The EAT allowed the appeal and readmitted the case to a new Tribunal for a re-hearing. The Tribunal had been wrong to conclude that this unilateral demotion was not a breach of the claimant's contract. The Tribunal had incorrectly focused on whether the Trust had breached the implied contractual term of mutual trust and confidence. However, the contract contained an express term stating that the claimant would be employed at band 6, at the band 6 rate of pay. This was an error which meant that the Tribunal's conclusion that there had been no repudiatory breach of contract was unsafe.

The EAT also found that the Tribunal should have, of its own accord, considered whether the Trust's actions amounted to a dismissal. The claimant was a litigant in person and it was understandable that he would not have identified that in some circumstances a unilateral contractual amendment can be so significant as to amount to termination of the original contract.
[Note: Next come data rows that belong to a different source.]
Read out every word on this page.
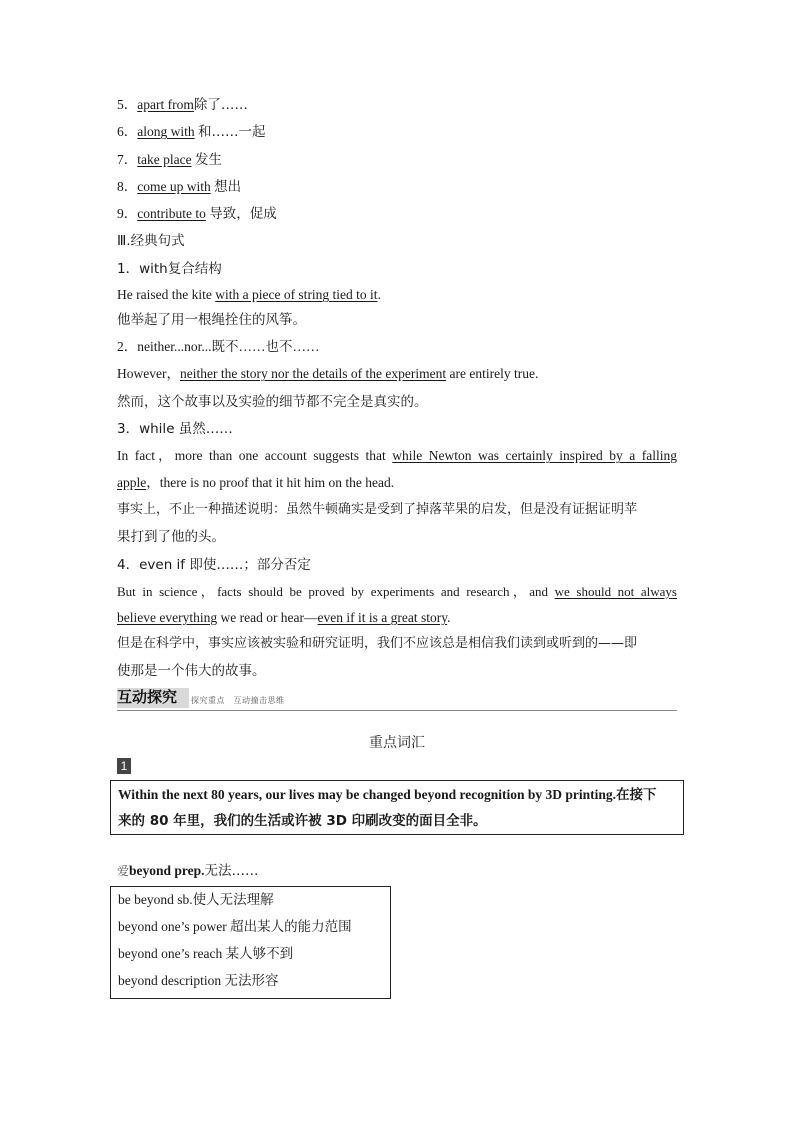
5．apart from除了……
6．along with 和……一起
7．take place 发生
8．come up with 想出
9．contribute to 导致，促成
Ⅲ.经典句式
1．with复合结构
He raised the kite with a piece of string tied to it.
他举起了用一根绳拴住的风筝。
2．neither...nor...既不……也不……
However，neither the story nor the details of the experiment are entirely true.
然而，这个故事以及实验的细节都不完全是真实的。
3．while 虽然……
In fact，more than one account suggests that while Newton was certainly inspired by a falling
apple，there is no proof that it hit him on the head.
事实上，不止一种描述说明：虽然牛顿确实是受到了掉落苹果的启发，但是没有证据证明苹
果打到了他的头。
4．even if 即使……；部分否定
But in science，facts should be proved by experiments and research，and we should not always
believe everything we read or hear—even if it is a great story.
但是在科学中，事实应该被实验和研究证明，我们不应该总是相信我们读到或听到的——即
使那是一个伟大的故事。
互动探究 探究重点　互动撞击思维
重点词汇
1
Within the next 80 years, our lives may be changed beyond recognition by 3D printing.在接下
来的 80 年里，我们的生活或许被 3D 印刷改变的面目全非。
爱beyond prep.无法……
be beyond sb.使人无法理解
beyond one’s power 超出某人的能力范围
beyond one’s reach 某人够不到
beyond description 无法形容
Finally, the Tribunal had been wrong to find that in offering to work slightly longer than his contractual notice period, the claimant had affirmed the contract. Although this might well have been the case on the evidence, the Tribunal had not taken account of the relevant circumstances which were that the claimant had been unsure of the length of his notice period and was concerned about the implications of COVID-19.

Learning points

This case acts as a useful reminder that a unilateral demotion could constitute a dismissal in law. Employers seeking to mitigate the risk of a successful unfair dismissal claim should ensure they follow a fair process before making such a change, and should consider the possibility that this could be a dismissal and re-engagement in law.